"For the flowers now, that, frighted, thou lett'st fall
From Dis's wagon! daffodils,
That come before the swallow dares ..."

And Florizel, wondering at her with his young admiring eyes, answers in the same strain:

"When you speak, sweet,
I'd have you do it ever; when you sing,
I'd have you buy and sell so; so give alms;
Pray so; and, for the ordering your affairs,
To sing them too: when you do dance, I wish you
A wave o' the sea, that you might ever do
Nothing but that."

Very different is the old shepherd's tone; though kindly, it is quite conformable to his estate and situation:

"Fie, daughter! when my old wife lived, upon
This day she was both pantler, butler, cook,
Both dame and servant; welcomed all, served all,
Would sing her song, and dance her turn; now here,
At upper end o' the table, now i' the middle;
On his shoulder and his; her face o' fire
With labour, and the thing she took to quench it,
She would to each one sip. You are retired,
As if you were a feasted one, and not
The hostess of the meeting."

Never has the language of country people been better transferred to literature; their manners, tone, and language in Shakespeare have remained true to nature even to the present day, so much so that it is difficult, while writing, not to think of harvest and vintage scenes, which every year brings round again in our French valleys, and the sort of kindly talk very similar to the old shepherd's that many of us remember, as well as I do, to have heard in the country, from peasant associates in early days. This unsurpassed fidelity to nature is the more remarkable as it dates from the Arcadian times of English literature, days that were to last long, even down to the time of Pope and of Thomson himself, to stop at Burns, when at last a deeper, if not truer, note was to be struck.

But with regard to mere facts, Shakespeare was in no way more careful than Greene, and he seems to have known, and it was in fact visible enough, the greediness of his public to be such that, ostrich like, they would swallow anything. He, therefore, changed very little. In Greene, ships "sail into Bohemia," a feat that cannot be repeated to-day; the Queen is tried by a jury "panelled" for that purpose; the nobles go "to the isle of Delphos, there to enquire of the oracle of Apollo whether she had committed adultery." Very much the same things happen in Shakespeare. The survival of Hermione is his own invention; in Greene she dies for good at the beginning of the novel, when she hears of the death of her son. With the same aptitude to die for no other cause than to improve a story, Pandosto dies also in Greene's tale: he remembered his faults and "fell in a melancholie fit, and to close up the comedie with a tragicall stratageme he slewe himselfe." Merry and tragical! But otherwise Dorastus and Fawnia would have had to wait before becoming king and queen, and such a waiting was against the taste of the time and the rules of novel writing.

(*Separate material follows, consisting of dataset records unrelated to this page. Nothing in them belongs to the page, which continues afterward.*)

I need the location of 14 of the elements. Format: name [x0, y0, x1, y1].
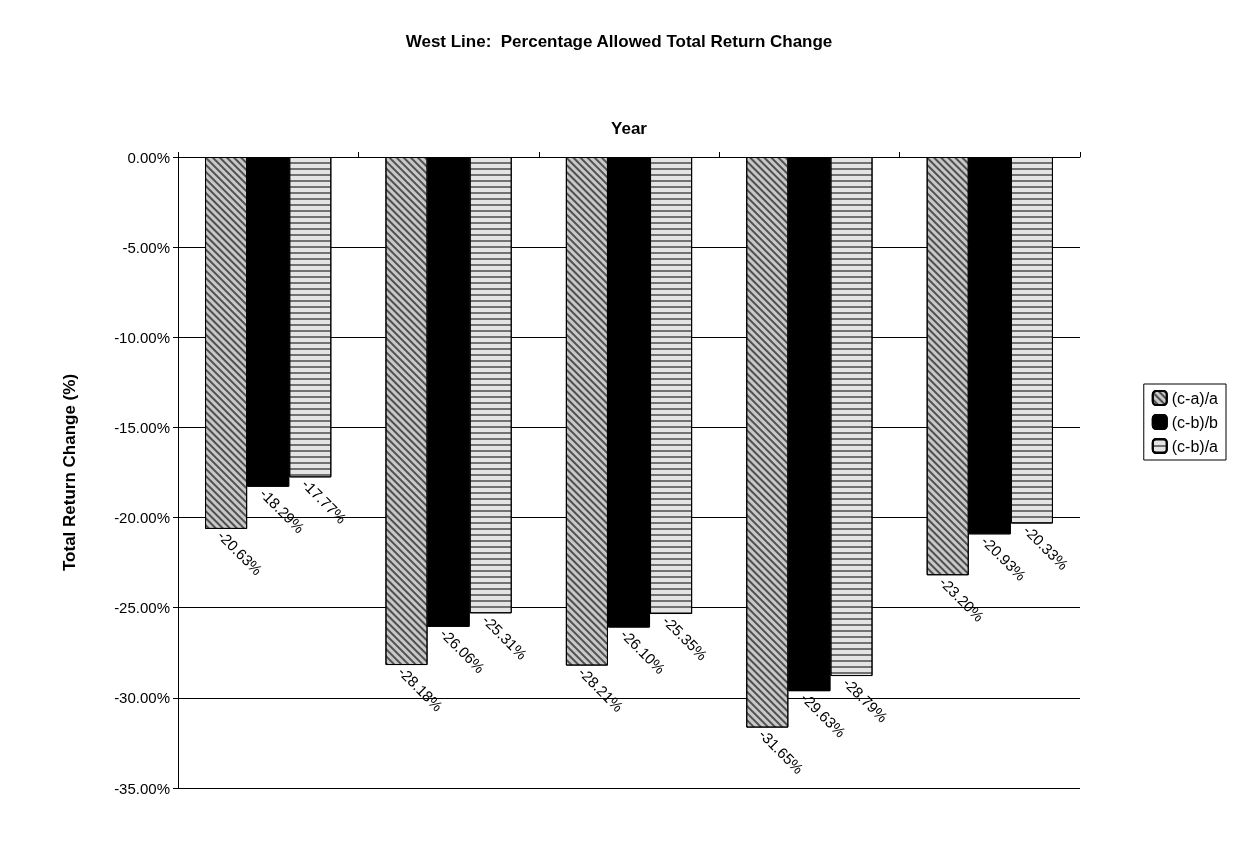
y-tick-label: 0.00% [127, 148, 170, 166]
y-tick-label: -30.00% [114, 689, 170, 707]
chart-title: West Line: Percentage Allowed Total Return Change [405, 32, 833, 51]
legend-label: (c-b)/b [1171, 413, 1219, 431]
y-tick-label: -10.00% [114, 328, 170, 346]
y-tick-label: -35.00% [114, 779, 170, 797]
y-tick-label: -25.00% [114, 599, 170, 617]
legend-label: (c-b)/a [1171, 437, 1219, 455]
legend-label: (c-a)/a [1171, 389, 1219, 407]
y-tick-label: -5.00% [122, 238, 170, 256]
y-tick-label: -20.00% [114, 509, 170, 527]
y-tick-label: -15.00% [114, 418, 170, 436]
x-axis-title: Year [611, 119, 648, 138]
y-axis-title: Total Return Change (%) [60, 373, 79, 572]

Such as it is, Greene's tale had an extraordinary success. While Shakespeare's drama was not printed, either in authentic or pirated shape, before the appearance of the 1623 folio, the prose story had a number of editions throughout the seventeenth century and even, under one shape or another, throughout the eighteenth. It was printed as a chap-book during this last period, and in this costume began a new life. It was turned into verse in 1672, under the title, "Fortune's tennis ball: or the most excellent history of Dorastus and Fawnia, rendred into delightful english verse";[138] it begins with this "delightful" invocation:

"Inspire me gentle love and jealousie,
Give me thy passion and thy extasie,
While to a pleasant ayr I strik the strings
Singing the fates of lovers and of kings."

But the highest and most extraordinary compliment to Greene's performance was its translation into French, not only once, as has been said, but twice. The first time was at a moment when the English language and literature were practically unknown and as good as non-extant to French readers. It appeared in 1615, and was dedicated to "très haute and très illustre princesse, Madame Christine Sœur du Roy."[139] The second translation, that has never yet been noticed, was made at a time when France had a novel literature of its own well worth reading, and when Boileau had utterly routed and discomfited the writers of romantic and improbable tales. Nevertheless, it was thought that a public would be found in Paris for Greene's novel, and it was printed accordingly in French in 1722, this time adorned with engravings.[140] They show "Doraste" dressed as a marquis of Louis XV.'s time; while "Pandolphe" wears a flowing wig under his cocked hat, and sits on a throne in rococo style. A copy of the book was purchased for the royal library, and is still to be seen at the Bibliothèque Nationale in Paris, with the crown and cipher of his Most Christian Majesty on the cover.